4.3 Mr Rivas said he steered towards the left in an attempt to avoid the collision, but thought that he did not have time to brake.
4.4 The lorry collided with the minibus: at the point of impact, Mr Rivas states that the lorry was entirely in his lane. The impact caused severe damage to the minibus; the windscreen smashed and the airbags deployed.
4.5 Mr Rivas said that he and the middle front seat passenger climbed out through the broken front windscreen. Mr Rivas states “I saw that Albino was very bad and was trapped in the vehicle. I saw the others in the back getting out.” He later states “I soon realised that Albino was dead.”
In the summary and opinion of the report, Mr Phillips states:
“6.3 … It is conceivable that despite his serious injuries, Mr Rodriguez may have remained conscious for a short period following the head injury but if that was the case, I would have expected the minibus driver to have noticed that there were signs of life: he states that he and the other front seat passenger climbed out through the front windscreen and although not stated, he implies that Mr Rodriguez made no effort to extricate himself from the minibus. On the information provided, and in the absence of a post-mortem report, I would therefore conclude that it is more likely than not that Mr Rodrigues was killed instantly at the point of impact.
7.2 It is my opinion that Mr Rodriguez would have been aware that a severe collision was inevitable for a period of between one and five seconds before the impact. I believe that this is more likely than not that Mr Rodriguez would have experienced intense fear during this short period prior to the impact.
7.3 I believe that it is more likely than not that Mr Rodrigues died instantly at the point of impact. On the assumption that Mr Rodrigues died instantly, I do not believe that he would have been conscious of any pain for more than a split second.”
For the claimant, Mr Swoboda submits that the deceased would have been aware of the approaching lorry and the impending impact and that this must have given rise to mental anguish which is compensable. He also suggests that the deceased must have had a period of physical suffering given the violence of the collision. He contends for an award of £2,500.
For the defendants, Mr James submits that intense fear does not amount to pain or suffering or loss of amenity and therefore no award falls to be made under this head of claim. He submits that fear on its own does not translate into actionable damage and draws an analogy with a pedestrian who is nearly run down at a pedestrian crossing, who has no claim for personal injury.

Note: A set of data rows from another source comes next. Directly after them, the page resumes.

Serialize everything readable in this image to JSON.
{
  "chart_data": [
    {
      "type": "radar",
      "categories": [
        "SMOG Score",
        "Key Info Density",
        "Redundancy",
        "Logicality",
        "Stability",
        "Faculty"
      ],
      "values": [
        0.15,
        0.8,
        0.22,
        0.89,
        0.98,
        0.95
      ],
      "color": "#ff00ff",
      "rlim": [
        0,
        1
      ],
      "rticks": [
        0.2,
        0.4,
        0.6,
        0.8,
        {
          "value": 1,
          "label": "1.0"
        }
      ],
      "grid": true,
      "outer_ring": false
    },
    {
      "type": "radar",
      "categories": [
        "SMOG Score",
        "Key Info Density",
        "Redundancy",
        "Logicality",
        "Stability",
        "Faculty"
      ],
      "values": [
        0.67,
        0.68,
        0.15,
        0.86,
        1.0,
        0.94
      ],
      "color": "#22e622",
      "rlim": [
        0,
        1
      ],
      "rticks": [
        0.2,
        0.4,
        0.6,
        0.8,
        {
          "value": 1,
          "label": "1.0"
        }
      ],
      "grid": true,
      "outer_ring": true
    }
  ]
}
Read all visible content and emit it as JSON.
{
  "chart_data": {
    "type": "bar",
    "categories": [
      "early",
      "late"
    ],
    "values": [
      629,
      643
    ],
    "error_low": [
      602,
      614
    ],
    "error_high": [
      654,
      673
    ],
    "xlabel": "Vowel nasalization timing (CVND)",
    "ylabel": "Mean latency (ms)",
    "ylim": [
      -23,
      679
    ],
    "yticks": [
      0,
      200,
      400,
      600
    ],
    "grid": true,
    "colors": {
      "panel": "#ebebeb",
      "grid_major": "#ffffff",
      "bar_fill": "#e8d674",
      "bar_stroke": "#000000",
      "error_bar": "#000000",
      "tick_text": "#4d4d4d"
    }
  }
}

In my judgment, there is a distinction to be drawn between mere fear or anguish on its own and fear or anguish in association with physical injury. Although the deceased’s death followed very quickly after the physical injury, nevertheless physical injury was sustained, and the expression “pain, suffering and loss of amenity” should be taken to include the fear and mental anguish which precedes physical injury. I therefore agree with Mr Swoboda that compensable damage was sustained in this case. However, I consider that the sum claimed of £2,500 to be much too high for a maximum of 5 seconds of mental anguish and fear followed by almost instantaneous death. In my judgment, the appropriate sum to be awarded is £500. Interest on the sum from the date of service of the proceedings (25 May 2018) to the date of this judgment (25 May 2021), a period of 1096 days, amounts to £30 at 2% per annum.